Pain - A symptom or a disease?

There is still disagreement over whether it's possible to measure pain objectively. But attempts to do so are already driving calls for pain to be recognised as a disease in its own right, rather than a mere symptom.

On 1 March a group of UK pain researchers gathered in London to complain about the way pain is viewed and treated. They argued that far too many people in the world get no treatment for their pain, partly because we are just starting to understand the underlying causes, and partly because of cultural attitudes to pain.

Beverly Collett, consultant in pain medicine at the University Hospitals of Leicester, described the scale of the problem in the UK, where she says 7.8 million people are living with chronic pain. "Of these, 25 per cent will lose their jobs and 22 per cent will develop depression." The cost of pain is estimated at over €200 billion per year in Europe and $150 billion per year in the US.

Irene Tracey of the Pain Imaging Neuroscience Group at the University of Oxford says this suffering is unacceptable. She highlights cultural attitudes which encourage people to put up with pain, rather than seeking treatment - including sayings like "no pain, no gain".

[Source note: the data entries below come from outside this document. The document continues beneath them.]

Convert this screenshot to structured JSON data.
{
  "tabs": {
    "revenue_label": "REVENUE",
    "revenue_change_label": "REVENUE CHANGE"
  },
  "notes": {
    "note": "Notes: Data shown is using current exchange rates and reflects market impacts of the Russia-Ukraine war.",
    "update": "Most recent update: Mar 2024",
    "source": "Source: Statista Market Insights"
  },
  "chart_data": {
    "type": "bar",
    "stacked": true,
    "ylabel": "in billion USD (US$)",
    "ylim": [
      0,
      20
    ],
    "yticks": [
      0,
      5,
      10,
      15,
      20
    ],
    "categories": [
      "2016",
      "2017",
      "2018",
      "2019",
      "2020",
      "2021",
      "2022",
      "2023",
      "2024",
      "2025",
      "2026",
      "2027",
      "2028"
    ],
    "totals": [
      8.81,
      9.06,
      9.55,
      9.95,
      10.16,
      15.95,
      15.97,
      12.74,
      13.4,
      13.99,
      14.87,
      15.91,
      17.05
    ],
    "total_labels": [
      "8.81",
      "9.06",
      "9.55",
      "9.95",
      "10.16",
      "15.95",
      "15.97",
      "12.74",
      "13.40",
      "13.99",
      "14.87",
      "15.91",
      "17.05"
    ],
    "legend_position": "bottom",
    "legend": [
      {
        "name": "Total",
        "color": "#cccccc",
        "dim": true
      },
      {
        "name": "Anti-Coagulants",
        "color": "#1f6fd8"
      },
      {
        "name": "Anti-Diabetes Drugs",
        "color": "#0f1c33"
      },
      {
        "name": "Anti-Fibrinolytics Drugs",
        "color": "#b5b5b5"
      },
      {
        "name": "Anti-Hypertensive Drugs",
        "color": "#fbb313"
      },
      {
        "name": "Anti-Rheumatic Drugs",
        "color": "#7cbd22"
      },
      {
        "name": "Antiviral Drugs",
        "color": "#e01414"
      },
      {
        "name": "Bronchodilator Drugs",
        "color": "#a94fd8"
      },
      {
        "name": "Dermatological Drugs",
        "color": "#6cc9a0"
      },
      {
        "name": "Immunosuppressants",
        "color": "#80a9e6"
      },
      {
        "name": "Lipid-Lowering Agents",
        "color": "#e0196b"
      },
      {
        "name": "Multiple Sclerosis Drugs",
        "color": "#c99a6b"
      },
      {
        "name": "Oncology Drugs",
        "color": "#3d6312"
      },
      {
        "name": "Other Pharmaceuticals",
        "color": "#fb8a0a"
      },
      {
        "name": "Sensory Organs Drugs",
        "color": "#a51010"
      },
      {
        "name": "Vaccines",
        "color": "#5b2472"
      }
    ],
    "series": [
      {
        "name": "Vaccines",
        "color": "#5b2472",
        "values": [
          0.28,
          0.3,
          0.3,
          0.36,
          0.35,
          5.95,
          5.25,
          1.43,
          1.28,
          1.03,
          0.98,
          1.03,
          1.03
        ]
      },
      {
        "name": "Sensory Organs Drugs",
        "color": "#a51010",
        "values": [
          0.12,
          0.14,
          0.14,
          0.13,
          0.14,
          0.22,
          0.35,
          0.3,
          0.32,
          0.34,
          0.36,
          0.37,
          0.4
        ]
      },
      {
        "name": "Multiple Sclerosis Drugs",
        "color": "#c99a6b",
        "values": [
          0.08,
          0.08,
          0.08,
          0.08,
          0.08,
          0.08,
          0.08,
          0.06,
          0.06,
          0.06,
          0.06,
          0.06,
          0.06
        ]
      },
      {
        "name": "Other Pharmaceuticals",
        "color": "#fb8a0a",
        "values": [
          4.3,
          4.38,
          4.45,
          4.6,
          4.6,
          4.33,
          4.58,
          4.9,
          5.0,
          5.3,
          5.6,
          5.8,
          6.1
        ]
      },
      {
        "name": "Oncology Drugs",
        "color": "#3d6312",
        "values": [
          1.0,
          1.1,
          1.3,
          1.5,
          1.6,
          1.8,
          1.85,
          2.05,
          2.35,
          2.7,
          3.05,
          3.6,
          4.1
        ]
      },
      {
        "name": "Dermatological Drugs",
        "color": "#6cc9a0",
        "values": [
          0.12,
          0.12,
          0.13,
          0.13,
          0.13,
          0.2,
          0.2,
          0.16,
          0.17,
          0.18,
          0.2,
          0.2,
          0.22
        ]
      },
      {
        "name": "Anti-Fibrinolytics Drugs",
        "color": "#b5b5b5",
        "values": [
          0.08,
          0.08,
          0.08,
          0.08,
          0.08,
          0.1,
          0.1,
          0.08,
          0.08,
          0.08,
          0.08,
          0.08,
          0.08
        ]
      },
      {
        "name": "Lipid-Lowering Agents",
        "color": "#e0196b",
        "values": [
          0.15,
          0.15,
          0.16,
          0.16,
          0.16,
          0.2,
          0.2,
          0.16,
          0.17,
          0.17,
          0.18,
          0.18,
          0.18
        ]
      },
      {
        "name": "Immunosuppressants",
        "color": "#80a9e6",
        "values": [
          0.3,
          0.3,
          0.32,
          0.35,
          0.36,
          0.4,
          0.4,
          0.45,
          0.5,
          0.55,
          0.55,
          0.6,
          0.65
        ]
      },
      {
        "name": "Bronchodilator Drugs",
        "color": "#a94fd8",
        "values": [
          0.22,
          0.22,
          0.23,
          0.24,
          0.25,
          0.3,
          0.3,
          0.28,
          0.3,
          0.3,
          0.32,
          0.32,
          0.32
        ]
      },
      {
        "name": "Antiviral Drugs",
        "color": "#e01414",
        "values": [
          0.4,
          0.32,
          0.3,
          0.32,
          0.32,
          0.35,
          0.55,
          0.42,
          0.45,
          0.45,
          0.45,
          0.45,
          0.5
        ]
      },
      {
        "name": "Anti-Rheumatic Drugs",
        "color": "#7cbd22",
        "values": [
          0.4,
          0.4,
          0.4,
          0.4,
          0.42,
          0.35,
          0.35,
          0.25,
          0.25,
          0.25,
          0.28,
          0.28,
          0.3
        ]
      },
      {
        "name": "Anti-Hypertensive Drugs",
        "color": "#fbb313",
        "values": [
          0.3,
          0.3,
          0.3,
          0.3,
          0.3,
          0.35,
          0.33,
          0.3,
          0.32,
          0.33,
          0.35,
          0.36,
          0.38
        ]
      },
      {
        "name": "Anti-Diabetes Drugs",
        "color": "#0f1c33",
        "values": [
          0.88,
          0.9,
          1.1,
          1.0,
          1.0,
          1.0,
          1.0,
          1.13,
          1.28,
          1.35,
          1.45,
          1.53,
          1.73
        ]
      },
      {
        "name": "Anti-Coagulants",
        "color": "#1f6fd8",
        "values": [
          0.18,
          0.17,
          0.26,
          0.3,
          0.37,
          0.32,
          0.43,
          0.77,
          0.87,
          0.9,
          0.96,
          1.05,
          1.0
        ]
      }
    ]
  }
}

She and Collett are calling for pain to be treated as a disease, rather than a symptom as is the case at the moment. This would hopefully emphasise its seriousness and lead to more extensive treatment.

Tracey and her colleague Catherine Bushnell recently reviewed the last 10 years of imaging research and concluded that chronic pain is associated with functional, structural and chemical changes in the brain, thus putting it into the realm of a disease state (The Journal of Pain, DOI: 10.1016/j.jpain.2009.09.001). "Chronic pain fits the definition of a disease," says Tracey.

She hopes that imaging techniques (see main story) will also be used to diagnose pain within the next 5 to 10 years. "It's very hard to unravel the complexities of pain from a verbal response," says Tracey. "The use of imaging to measure pain objectively is potentially very powerful."